NVIDIA [NeMo Canary](https://nvidia.github.io/NeMo/blogs/2024/2024-02-canary/) is a family of multi-lingual multi-tasking models that achieves state-of-the art performance on multiple benchmarks. With 1 billion parameters, Canary-1B supports automatic speech-to-text recognition (ASR) in 4 languages (English, German, French, Spanish) and translation from English to German/French/Spanish and from German/French/Spanish to English with or without punctuation and capitalization (PnC).
## Model Architecture
Canary is an encoder-decoder model with FastConformer [1] encoder and Transformer Decoder [2].

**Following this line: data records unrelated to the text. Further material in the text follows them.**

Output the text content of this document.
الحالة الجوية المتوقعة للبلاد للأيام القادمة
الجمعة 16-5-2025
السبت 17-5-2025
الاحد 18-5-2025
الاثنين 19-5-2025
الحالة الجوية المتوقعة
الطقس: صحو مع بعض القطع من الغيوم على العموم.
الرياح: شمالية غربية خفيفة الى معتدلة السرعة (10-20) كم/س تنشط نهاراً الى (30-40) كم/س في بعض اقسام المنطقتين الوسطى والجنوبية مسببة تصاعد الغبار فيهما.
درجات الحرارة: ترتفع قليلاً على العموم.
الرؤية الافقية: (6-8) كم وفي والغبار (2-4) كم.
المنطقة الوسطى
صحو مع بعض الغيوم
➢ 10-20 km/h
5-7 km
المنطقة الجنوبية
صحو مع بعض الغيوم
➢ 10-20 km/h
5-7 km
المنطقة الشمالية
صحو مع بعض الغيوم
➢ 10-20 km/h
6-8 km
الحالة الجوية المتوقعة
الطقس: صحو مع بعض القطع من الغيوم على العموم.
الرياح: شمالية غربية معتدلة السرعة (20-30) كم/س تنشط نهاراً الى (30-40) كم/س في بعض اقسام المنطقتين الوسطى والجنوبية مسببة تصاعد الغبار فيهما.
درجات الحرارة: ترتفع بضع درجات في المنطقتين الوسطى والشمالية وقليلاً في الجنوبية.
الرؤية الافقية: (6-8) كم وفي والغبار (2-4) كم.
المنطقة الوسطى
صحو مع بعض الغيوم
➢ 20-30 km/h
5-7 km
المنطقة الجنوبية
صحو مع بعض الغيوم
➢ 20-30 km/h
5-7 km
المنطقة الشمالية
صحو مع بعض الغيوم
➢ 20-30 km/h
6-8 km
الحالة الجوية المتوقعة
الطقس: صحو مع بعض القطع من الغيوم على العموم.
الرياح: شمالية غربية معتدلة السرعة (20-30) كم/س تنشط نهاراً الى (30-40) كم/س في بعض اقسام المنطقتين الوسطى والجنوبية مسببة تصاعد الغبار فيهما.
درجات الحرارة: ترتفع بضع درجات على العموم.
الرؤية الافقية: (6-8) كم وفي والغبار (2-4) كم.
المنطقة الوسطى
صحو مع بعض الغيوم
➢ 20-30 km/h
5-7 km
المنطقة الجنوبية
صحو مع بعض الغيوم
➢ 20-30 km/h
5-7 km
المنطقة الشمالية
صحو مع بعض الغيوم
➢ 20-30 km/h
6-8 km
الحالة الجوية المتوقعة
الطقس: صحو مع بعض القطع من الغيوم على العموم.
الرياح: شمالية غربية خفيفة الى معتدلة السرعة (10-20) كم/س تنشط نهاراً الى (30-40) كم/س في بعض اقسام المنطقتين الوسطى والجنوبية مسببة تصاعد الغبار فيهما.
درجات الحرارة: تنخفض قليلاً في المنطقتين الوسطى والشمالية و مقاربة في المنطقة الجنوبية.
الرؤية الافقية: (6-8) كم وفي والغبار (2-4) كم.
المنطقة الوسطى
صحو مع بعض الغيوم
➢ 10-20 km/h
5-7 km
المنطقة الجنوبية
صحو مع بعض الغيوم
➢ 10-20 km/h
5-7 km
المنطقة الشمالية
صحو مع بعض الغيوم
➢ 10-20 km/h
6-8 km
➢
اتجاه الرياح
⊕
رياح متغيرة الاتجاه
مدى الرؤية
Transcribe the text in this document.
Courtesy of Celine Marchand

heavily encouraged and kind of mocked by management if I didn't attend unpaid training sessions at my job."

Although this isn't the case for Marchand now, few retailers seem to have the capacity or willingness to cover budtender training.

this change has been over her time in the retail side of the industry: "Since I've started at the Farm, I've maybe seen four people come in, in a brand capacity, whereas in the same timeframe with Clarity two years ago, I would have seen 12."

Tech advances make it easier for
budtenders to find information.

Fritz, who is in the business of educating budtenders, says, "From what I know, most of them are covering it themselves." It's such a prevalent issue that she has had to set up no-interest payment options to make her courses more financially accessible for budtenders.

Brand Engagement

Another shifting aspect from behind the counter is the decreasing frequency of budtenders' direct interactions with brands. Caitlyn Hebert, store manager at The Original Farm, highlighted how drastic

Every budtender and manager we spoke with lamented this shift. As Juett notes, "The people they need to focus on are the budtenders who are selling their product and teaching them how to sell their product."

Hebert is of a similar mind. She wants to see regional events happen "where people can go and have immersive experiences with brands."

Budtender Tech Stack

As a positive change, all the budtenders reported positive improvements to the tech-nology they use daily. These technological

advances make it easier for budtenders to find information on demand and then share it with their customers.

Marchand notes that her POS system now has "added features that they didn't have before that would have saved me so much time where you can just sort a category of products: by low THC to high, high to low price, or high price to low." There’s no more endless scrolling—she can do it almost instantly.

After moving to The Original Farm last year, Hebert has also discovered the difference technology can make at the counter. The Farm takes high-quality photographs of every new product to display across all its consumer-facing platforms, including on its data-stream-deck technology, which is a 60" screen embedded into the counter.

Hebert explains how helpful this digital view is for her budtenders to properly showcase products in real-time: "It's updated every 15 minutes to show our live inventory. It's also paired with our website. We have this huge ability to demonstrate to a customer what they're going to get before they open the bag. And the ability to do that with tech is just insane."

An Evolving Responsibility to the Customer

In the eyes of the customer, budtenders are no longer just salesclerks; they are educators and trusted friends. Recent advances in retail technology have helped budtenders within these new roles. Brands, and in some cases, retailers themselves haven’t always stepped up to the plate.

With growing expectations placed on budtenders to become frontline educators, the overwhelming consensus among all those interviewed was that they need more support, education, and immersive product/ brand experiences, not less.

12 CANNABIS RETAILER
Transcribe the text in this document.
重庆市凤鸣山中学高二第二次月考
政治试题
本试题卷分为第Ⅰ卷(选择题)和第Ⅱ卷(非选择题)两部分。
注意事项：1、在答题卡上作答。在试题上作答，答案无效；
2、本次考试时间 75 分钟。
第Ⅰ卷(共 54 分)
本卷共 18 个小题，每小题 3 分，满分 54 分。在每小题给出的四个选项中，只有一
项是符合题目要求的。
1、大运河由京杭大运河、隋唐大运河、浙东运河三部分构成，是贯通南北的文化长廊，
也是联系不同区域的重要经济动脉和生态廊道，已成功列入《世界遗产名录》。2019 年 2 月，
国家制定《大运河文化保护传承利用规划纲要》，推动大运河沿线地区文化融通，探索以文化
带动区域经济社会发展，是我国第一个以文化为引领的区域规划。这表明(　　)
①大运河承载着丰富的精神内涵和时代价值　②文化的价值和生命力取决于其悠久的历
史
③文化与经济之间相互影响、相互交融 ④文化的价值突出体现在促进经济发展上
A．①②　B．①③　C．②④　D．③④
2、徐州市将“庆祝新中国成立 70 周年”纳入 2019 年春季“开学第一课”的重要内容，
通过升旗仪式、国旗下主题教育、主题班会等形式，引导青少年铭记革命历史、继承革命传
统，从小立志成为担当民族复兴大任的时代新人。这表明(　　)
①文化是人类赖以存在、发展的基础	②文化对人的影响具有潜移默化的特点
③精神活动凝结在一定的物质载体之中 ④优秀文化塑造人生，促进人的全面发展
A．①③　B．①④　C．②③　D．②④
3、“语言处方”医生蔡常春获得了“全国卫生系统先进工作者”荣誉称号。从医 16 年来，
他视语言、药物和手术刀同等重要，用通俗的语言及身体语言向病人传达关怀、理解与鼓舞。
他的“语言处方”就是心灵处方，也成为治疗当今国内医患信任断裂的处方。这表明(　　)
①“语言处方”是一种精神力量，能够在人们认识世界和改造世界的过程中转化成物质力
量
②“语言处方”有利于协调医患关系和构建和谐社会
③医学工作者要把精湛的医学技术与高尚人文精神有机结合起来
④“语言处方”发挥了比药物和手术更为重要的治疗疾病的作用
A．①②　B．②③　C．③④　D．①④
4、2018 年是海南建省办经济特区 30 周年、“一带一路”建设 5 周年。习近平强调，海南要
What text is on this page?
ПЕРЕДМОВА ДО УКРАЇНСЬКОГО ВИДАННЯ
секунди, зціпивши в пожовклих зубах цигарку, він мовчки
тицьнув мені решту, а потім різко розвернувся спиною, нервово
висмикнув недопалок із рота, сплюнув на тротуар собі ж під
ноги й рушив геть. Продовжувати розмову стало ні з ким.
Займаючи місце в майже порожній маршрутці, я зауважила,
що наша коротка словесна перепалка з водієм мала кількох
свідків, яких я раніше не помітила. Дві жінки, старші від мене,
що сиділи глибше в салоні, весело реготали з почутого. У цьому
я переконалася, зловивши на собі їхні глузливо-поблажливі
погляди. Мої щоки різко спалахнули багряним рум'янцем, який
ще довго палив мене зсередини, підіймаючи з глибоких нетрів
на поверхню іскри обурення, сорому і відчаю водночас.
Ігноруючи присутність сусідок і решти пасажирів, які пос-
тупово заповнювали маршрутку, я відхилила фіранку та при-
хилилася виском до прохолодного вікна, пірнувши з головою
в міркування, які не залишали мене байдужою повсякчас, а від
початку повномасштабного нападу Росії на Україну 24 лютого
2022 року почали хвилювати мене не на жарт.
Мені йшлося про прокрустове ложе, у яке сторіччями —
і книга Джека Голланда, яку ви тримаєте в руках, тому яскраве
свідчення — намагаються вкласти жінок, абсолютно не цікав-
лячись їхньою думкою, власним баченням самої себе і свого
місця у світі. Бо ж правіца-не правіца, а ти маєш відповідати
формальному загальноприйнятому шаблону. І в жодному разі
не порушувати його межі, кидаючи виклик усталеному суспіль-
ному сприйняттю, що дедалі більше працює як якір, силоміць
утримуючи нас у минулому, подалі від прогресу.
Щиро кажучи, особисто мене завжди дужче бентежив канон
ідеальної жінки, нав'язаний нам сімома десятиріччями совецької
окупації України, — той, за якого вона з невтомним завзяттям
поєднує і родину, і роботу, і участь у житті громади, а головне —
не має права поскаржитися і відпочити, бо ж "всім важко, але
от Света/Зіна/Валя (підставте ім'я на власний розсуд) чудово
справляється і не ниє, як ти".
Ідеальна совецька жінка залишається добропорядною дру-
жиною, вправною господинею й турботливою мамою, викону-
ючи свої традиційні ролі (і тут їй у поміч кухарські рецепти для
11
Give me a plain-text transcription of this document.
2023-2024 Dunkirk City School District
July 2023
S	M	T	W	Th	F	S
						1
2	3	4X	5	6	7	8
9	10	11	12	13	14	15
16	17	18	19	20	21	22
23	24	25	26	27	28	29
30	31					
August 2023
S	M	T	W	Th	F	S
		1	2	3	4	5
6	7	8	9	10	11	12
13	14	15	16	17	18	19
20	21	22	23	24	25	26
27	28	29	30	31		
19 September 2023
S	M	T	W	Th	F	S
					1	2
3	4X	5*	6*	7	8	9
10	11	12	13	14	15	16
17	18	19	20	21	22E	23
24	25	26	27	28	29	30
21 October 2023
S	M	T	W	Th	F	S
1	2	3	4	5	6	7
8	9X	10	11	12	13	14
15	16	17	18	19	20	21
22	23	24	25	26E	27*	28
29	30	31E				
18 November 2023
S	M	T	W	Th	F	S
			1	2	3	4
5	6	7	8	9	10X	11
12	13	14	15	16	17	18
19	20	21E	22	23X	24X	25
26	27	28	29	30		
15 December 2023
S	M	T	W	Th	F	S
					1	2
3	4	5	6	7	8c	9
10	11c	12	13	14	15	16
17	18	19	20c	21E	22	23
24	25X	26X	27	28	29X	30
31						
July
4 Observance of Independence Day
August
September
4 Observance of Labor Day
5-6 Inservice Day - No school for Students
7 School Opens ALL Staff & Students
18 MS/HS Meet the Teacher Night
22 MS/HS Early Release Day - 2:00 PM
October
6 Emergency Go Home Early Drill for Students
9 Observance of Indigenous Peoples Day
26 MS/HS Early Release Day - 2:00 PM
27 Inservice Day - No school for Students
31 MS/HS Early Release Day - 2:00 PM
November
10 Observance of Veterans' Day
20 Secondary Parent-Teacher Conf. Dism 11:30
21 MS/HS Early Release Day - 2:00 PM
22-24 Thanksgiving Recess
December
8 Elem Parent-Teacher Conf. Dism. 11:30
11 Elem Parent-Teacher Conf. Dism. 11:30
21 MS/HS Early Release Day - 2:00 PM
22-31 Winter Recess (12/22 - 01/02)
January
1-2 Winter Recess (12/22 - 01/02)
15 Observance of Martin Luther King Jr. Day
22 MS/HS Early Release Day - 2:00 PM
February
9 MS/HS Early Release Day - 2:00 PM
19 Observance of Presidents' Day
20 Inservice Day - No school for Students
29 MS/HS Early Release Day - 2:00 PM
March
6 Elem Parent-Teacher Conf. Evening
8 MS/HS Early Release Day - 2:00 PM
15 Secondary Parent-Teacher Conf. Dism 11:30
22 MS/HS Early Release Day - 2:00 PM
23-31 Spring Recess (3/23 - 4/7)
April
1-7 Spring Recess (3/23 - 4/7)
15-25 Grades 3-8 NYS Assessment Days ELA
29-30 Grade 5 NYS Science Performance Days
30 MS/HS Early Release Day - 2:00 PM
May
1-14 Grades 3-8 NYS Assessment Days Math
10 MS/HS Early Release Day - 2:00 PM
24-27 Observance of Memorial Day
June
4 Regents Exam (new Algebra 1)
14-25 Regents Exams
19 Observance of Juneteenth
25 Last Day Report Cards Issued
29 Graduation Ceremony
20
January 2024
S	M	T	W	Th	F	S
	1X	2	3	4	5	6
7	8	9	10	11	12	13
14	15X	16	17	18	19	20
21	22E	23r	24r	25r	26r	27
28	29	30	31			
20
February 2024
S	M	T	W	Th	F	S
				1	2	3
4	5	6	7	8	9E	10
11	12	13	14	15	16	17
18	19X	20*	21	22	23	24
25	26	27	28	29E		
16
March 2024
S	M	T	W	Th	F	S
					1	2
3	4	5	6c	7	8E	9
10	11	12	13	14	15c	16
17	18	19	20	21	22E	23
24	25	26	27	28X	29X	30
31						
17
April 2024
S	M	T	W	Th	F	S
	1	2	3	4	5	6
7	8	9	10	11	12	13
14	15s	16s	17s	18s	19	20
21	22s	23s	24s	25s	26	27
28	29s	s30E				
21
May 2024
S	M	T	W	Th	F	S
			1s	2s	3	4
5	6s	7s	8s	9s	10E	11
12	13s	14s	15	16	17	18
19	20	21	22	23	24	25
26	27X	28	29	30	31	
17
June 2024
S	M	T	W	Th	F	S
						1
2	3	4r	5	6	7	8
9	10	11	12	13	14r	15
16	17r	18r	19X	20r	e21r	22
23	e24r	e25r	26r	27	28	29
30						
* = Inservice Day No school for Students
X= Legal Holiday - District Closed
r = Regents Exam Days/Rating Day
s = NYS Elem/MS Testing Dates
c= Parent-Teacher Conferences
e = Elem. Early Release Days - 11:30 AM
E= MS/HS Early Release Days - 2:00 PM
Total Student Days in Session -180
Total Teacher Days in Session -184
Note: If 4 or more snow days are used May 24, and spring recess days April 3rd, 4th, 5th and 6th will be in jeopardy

With audio features extracted from the encoder, task tokens such as `<source language>`, `<target language>`, `<task>` and `<toggle PnC>`
are fed into the Transformer Decoder to trigger the text generation process. Canary uses a concatenated tokenizer [5] from individual
SentencePiece [3] tokenizers of each language, which makes it easy to scale up to more languages.
The Canay-1B model has 24 encoder layers and 24 layers of decoder layers in total.
## NVIDIA NeMo
To train, fine-tune or Transcribe with Canary, you will need to install [NVIDIA NeMo](https://github.com/NVIDIA/NeMo). We recommend you install it after you've installed Cython and latest PyTorch version.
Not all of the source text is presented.